When asked what she wants to say to Republican critics of Mitt, Ann Romney said “Stop it! This is hard!”
I have news for you, Ann—being president is hard too. And people criticize you even after you get the job! You think this is hard? Try running the country while the other party has ground the Congress to a halt and their base accuses you of being a foreign-born imposter. Ann, maybe you should unwind with some comfort food. Go make yourself some tuna and pasta. Or have the kitchen staff make it.
This week the candidates faced Hispanic voters. Mitt Romney seemed to do it with a face that was a couple shades browner
than his regular face. It looks like Mitt was wearing a fake tan to darken his skin when he went on Univision! That explains why, when I first saw the tape, I thought “Why is George Hamilton on Spanish TV, lying about his stand on immigration?” If Mitt was putting on an actual fake face for the Hispanic voters, it was the perfect metaphor for the two-faced way he responded to their questions. The big difference is that Mitt’s fake tan was applied with much more skill and subtlety than his fake answers.

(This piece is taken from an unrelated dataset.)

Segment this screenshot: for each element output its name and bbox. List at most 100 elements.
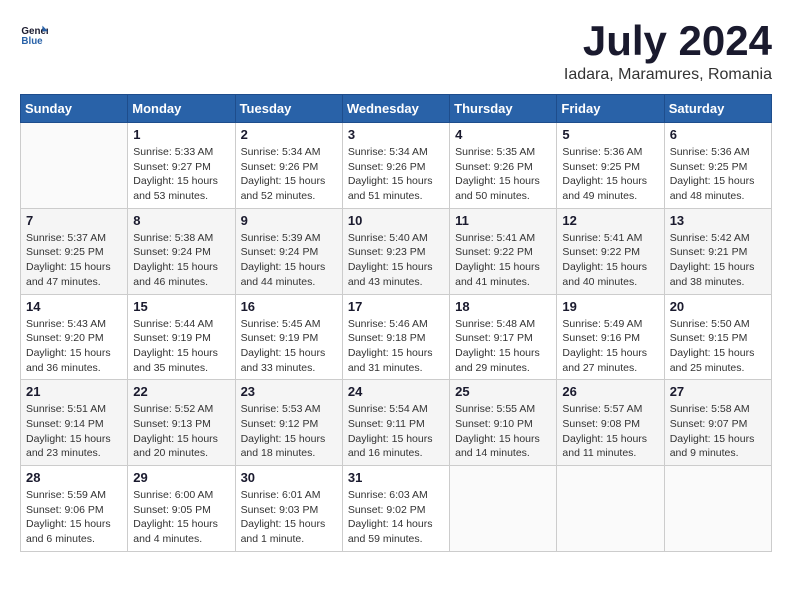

You’re doing a heckuva job, Brown-nosers! Just last month, Mitt Romney handed out bonuses to his campaign staff
. Well actually, he just gave bonuses to his “top” staff. But since we’re talking about Mitt Romney, I didn’t have to tell you that part. I can only assume that Mitt holds 47 percent of his own staff in contempt as well. Actually, I’m glad Mitt gave his top people bonuses. It’s going to be a long, long time before any of those folks finds another job.
People in Texas and Virginia have lynched a chair in their yards
in apparent reference to Clint Eastwood’s equating of Obama with an empty chair. That’s the rightwing extremists for you! Let’s take something that gave everybody a good laugh (even Mitt Romney, or so he says) and turn it into something that makes everybody want to vomit.